Car companies will need to reexamine their pickup truck playbook as more of these models go electric.
The industry’s cutthroat truck wars are bleeding over into the electric-vehicle market, with press releases touting an extra few miles of range here or some added towing capacity there.
These old tactics of one-upping each other have been a tried-and-true way to market trucks for years. But in the nascent segment of electric trucks, companies aren’t trying to win a driver from another brand — it’s all about creating entirely new customers for what is essentially a new segment of vehicles.
“It’s very common in the truck world to be touting specific numbers that you claim are better than all the competition in that segment,” Karl Brauer, executive analyst at iSeeCars.com, told Insider. “I think there’s actually a kind of alignment between the traditional truck market and what they’ve been doing for decades and the electric car market, in that both of them tend to be fixated on numbers and who’s faster?

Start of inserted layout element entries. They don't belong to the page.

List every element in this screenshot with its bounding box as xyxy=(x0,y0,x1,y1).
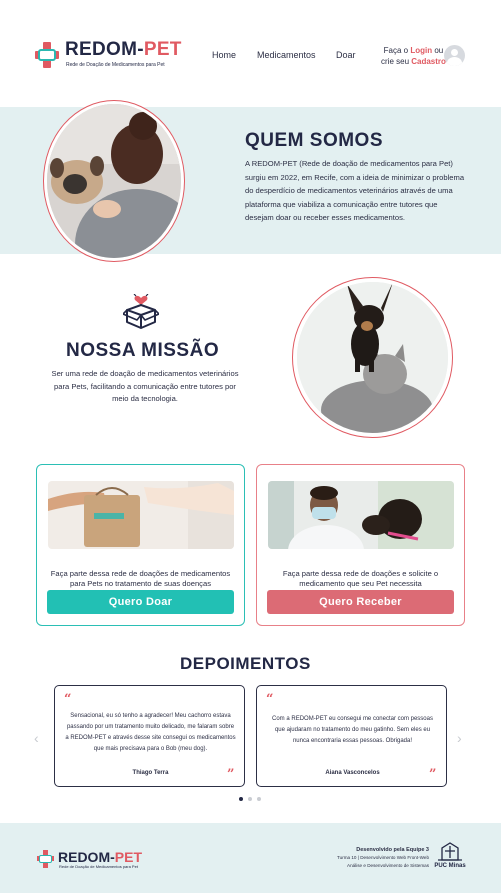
donate-card: Faça parte dessa rede de doações de medi… xyxy=(36,464,245,626)
dog-and-cat-photo xyxy=(297,282,448,433)
footer-logo[interactable]: REDOM-PET Rede de Doação de Medicamentos… xyxy=(37,848,147,870)
about-text: A REDOM-PET (Rede de doação de medicamen… xyxy=(245,159,465,222)
mission-text: Ser uma rede de doação de medicamentos v… xyxy=(51,369,239,403)
donate-card-text: Faça parte dessa rede de doações de medi… xyxy=(50,569,231,588)
receive-card: Faça parte dessa rede de doações e solic… xyxy=(256,464,465,626)
receive-card-text: Faça parte dessa rede de doações e solic… xyxy=(282,569,439,588)
carousel-dot[interactable] xyxy=(257,797,261,801)
testimonial-author: Thiago Terra xyxy=(132,770,169,776)
puc-label: PUC Minas xyxy=(434,863,466,869)
footer-logo-title: REDOM-PET xyxy=(58,849,143,865)
close-quote-icon: ” xyxy=(429,767,437,782)
register-link[interactable]: Cadastro xyxy=(411,57,446,66)
vet-with-dog-photo xyxy=(268,481,454,549)
close-quote-icon: ” xyxy=(227,767,235,782)
logo-title: REDOM-PET xyxy=(65,39,182,60)
medical-cross-icon xyxy=(37,850,54,868)
testimonial-card: “ Sensacional, eu só tenho a agradecer! … xyxy=(54,685,245,787)
carousel-dot-active[interactable] xyxy=(239,797,243,801)
donation-box-heart-icon xyxy=(122,293,160,330)
testimonial-card: “ Com a REDOM-PET eu consegui me conecta… xyxy=(256,685,447,787)
footer-credits: Desenvolvido pela Equipe 3 Turma 10 | De… xyxy=(315,846,429,870)
donate-button[interactable]: Quero Doar xyxy=(47,590,234,614)
handing-package-photo xyxy=(48,481,234,549)
nav-doar[interactable]: Doar xyxy=(336,50,356,60)
testimonial-text: Com a REDOM-PET eu consegui me conectar … xyxy=(272,716,433,744)
account-links: Faça o Login ou crie seu Cadastro xyxy=(381,46,446,66)
testimonial-author: Aiana Vasconcelos xyxy=(325,770,380,776)
logo-subtitle: Rede de Doação de Medicamentos para Pet xyxy=(66,62,165,68)
footer-logo-subtitle: Rede de Doação de Medicamentos para Pet xyxy=(59,864,138,869)
credit-line: Turma 10 | Desenvolvimento Web Front-Web xyxy=(337,855,429,860)
nav-medicamentos[interactable]: Medicamentos xyxy=(257,50,316,60)
about-title: QUEM SOMOS xyxy=(245,130,384,151)
carousel-next-icon[interactable]: › xyxy=(457,730,462,746)
user-avatar-icon[interactable] xyxy=(444,45,465,66)
carousel-prev-icon[interactable]: ‹ xyxy=(34,730,39,746)
open-quote-icon: “ xyxy=(266,692,274,707)
credit-title: Desenvolvido pela Equipe 3 xyxy=(356,847,429,853)
woman-holding-dog-photo xyxy=(47,104,181,258)
testimonial-text: Sensacional, eu só tenho a agradecer! Me… xyxy=(65,713,236,752)
puc-minas-logo: PUC Minas xyxy=(433,842,467,872)
medical-cross-icon xyxy=(35,42,59,68)
receive-button[interactable]: Quero Receber xyxy=(267,590,454,614)
mission-title: NOSSA MISSÃO xyxy=(66,340,220,361)
open-quote-icon: “ xyxy=(64,692,72,707)
brand-logo[interactable]: REDOM-PET Rede de Doação de Medicamentos… xyxy=(35,39,185,72)
site-header: REDOM-PET Rede de Doação de Medicamentos… xyxy=(0,0,501,100)
puc-crest-icon xyxy=(438,842,462,861)
carousel-dot[interactable] xyxy=(248,797,252,801)
testimonials-title: DEPOIMENTOS xyxy=(180,654,311,673)
credit-line: Análise e Desenvolvimento de Sistemas xyxy=(347,863,429,868)
nav-home[interactable]: Home xyxy=(212,50,236,60)
login-link[interactable]: Login xyxy=(410,46,432,55)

Who’s got better range?”
In fact, with electric trucks, one could argue the stakes behind those numbers are even more crucial than with a gas-guzzling one.
The additional 50 or 100 miles of range in the Chevrolet Silverado over the Ford Lightning, for example, might make all the difference to an on-the-fence consumer worried about charging — especially when using these vehicles as intended (towing and hauling) impacts factors like range.